In the 2024 UK general election campaign, it’s taken for granted that 1) politicians of all political parties are unapproachable and 2) that’s a bad thing. Mark Rowe queries those assumptions.
A piece in a recent edition of the satirical magazine Private Eye went into some detail about how political leaders while out ‘on the stump’ are in fact anything but. This matters to the private security sector because (as Private Eye pointed out) the security around politicians, while accepted as necessary (particularly since the murders of the Labour and Conservative MPs, Jo Cox and Sir David Amess), is presented as an accomplice in keeping politicians and the people apart.
The assumptions, unspoken or not, are that politicians and democracy are lacking when they are not interacting with the public, even when they appear to be trying to (which might bring the added complaint of deceit); and that in the past things were better. Even Private Eye had to admit that when (its example) the Labour Prime Minister of the later 1970s Jim Callaghan addressed a gathering, the audience was (it presumed) the Labour faithful. We’re talking about two things – politicians at meetings; and canvassing one household or person on the street at a time, hardly the most efficient use of a VIP’s time. Besides, as with sports people or entertainers, when a major politician meets someone while out and about, the result is often a ‘selfie’ to boast that the member of the public has truly been with the politician or whoever’s famous.
Such half-minute encounters are hardly going to convince someone to vote (at all) or to vote for that politician’s party. The Local Government Association (LGA) in January, while acknowledging that canvassing encourages people to register to vote (and hopefully for you, the canvasser’s party) published ‘principles for safe canvassing’, including going about in pairs or groups; which can give the impression of ‘minders’ filtering out the unwanted – journalists asking sudden and therefore dangerous questions, the village or town idiot, ‘auditors’ (a much-discussed issue among the guarding world, people filming themselves going up to police, security guards or others, all in the name of provoking something worth watching, to drum up views and therefore income for the ‘auditor’) or time-wasters generally, besides those with evil intent.

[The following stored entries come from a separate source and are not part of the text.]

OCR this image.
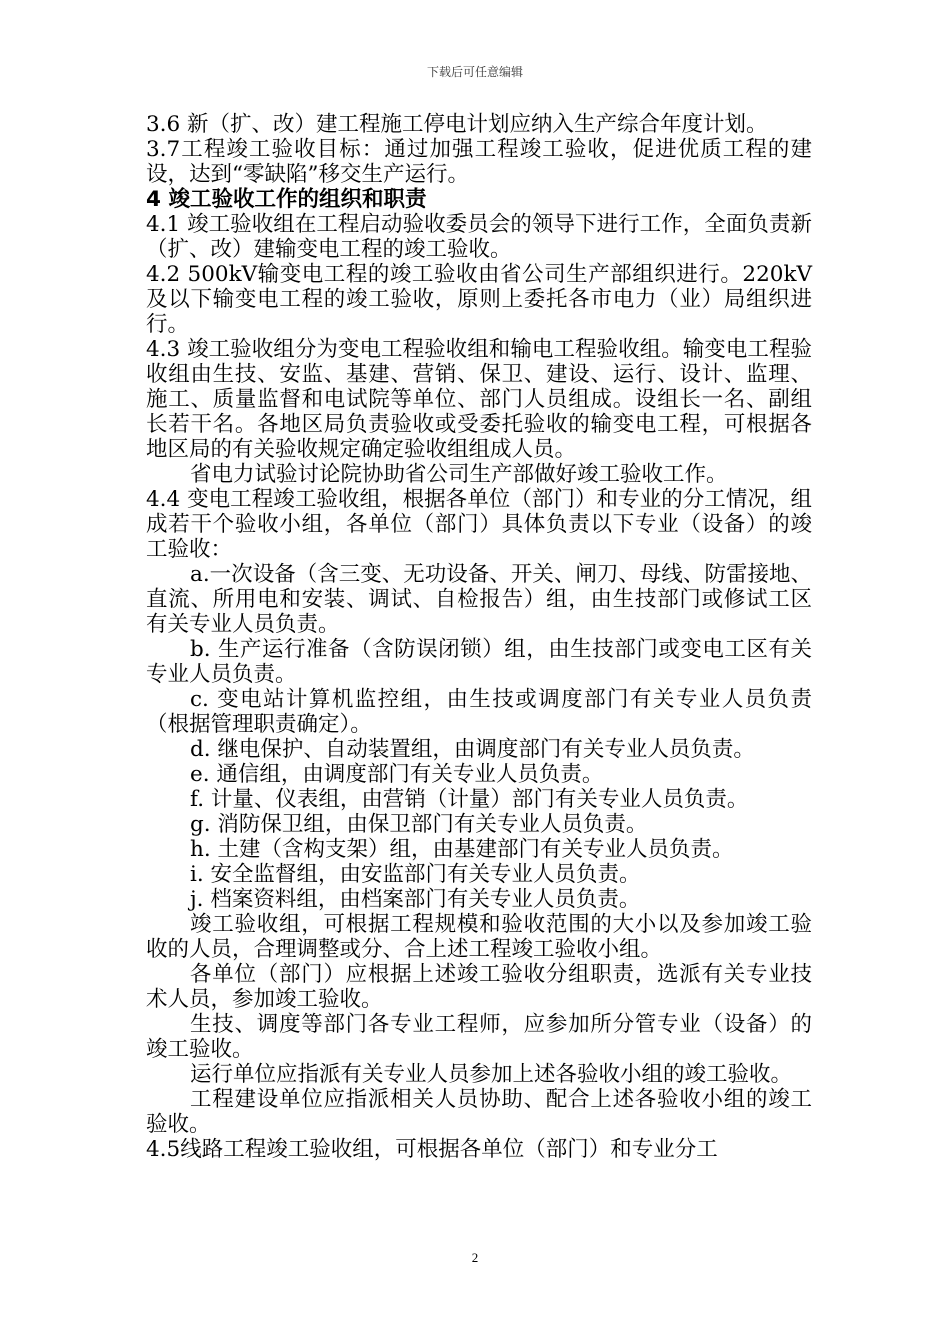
下载后可任意编辑

3.6 新（扩、改）建工程施工停电计划应纳入生产综合年度计划。

3.7工程竣工验收目标：通过加强工程竣工验收，促进优质工程的建设，达到“零缺陷”移交生产运行。

4 竣工验收工作的组织和职责

4.1 竣工验收组在工程启动验收委员会的领导下进行工作，全面负责新（扩、改）建输变电工程的竣工验收。

4.2 500kV输变电工程的竣工验收由省公司生产部组织进行。220kV及以下输变电工程的竣工验收，原则上委托各市电力（业）局组织进行。

4.3 竣工验收组分为变电工程验收组和输电工程验收组。输变电工程验收组由生技、安监、基建、营销、保卫、建设、运行、设计、监理、施工、质量监督和电试院等单位、部门人员组成。设组长一名、副组长若干名。各地区局负责验收或受委托验收的输变电工程，可根据各地区局的有关验收规定确定验收组组成人员。

省电力试验讨论院协助省公司生产部做好竣工验收工作。

4.4 变电工程竣工验收组，根据各单位（部门）和专业的分工情况，组成若干个验收小组，各单位（部门）具体负责以下专业（设备）的竣工验收：

a.一次设备（含三变、无功设备、开关、闸刀、母线、防雷接地、直流、所用电和安装、调试、自检报告）组，由生技部门或修试工区有关专业人员负责。

b. 生产运行准备（含防误闭锁）组，由生技部门或变电工区有关专业人员负责。

c. 变电站计算机监控组，由生技或调度部门有关专业人员负责（根据管理职责确定）。

d. 继电保护、自动装置组，由调度部门有关专业人员负责。

e. 通信组，由调度部门有关专业人员负责。

f. 计量、仪表组，由营销（计量）部门有关专业人员负责。

g. 消防保卫组，由保卫部门有关专业人员负责。

h. 土建（含构支架）组，由基建部门有关专业人员负责。

i. 安全监督组，由安监部门有关专业人员负责。

j. 档案资料组，由档案部门有关专业人员负责。

竣工验收组，可根据工程规模和验收范围的大小以及参加竣工验收的人员，合理调整或分、合上述工程竣工验收小组。

各单位（部门）应根据上述竣工验收分组职责，选派有关专业技术人员，参加竣工验收。

生技、调度等部门各专业工程师，应参加所分管专业（设备）的竣工验收。

运行单位应指派有关专业人员参加上述各验收小组的竣工验收。

工程建设单位应指派相关人员协助、配合上述各验收小组的竣工验收。

4.5线路工程竣工验收组，可根据各单位（部门）和专业分工

2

A century ago, every village and part of town would have at least one general election meeting, where a candidate alone or in debate with rivals would speak and most likely be heckled. Candidates would do several in an evening, dashing by motor car from one to the next, so as to cover the constituency.
What few meetings are now run, are far less tolerant of heckling; odd, given the zoo-like noise in the House of Commons, should a candidate make it to Westminster. Britain’s fine tradition of election-time rowdiness, or political violence at any time, has a bearing on private security; the Public Order Act 1936 that banned the wearing of political uniform – to counter Sir Oswald Mosley’s fascist Blackshirts – was part of the police’s suspicion of anyone in uniform carrying out police-like tasks that might challenge their authority and monopoly, which only faded with the coming of the Security Industry Authority (SIA) in the mid-2000s and above all with public sector austerity of the 2010s.
Election meetings fell away drastically in the 1970s, due to television. People sat at home to consume their politics like so much else. They voted with their feet (or rather, chose not to use them); because, almost all actually preferred not to see politicians in person. The same as, people may say that they want post offices, buses into town, public libraries, and a local pub, and they moan when they stop or shut. They stop or shut because next to no-one uses them.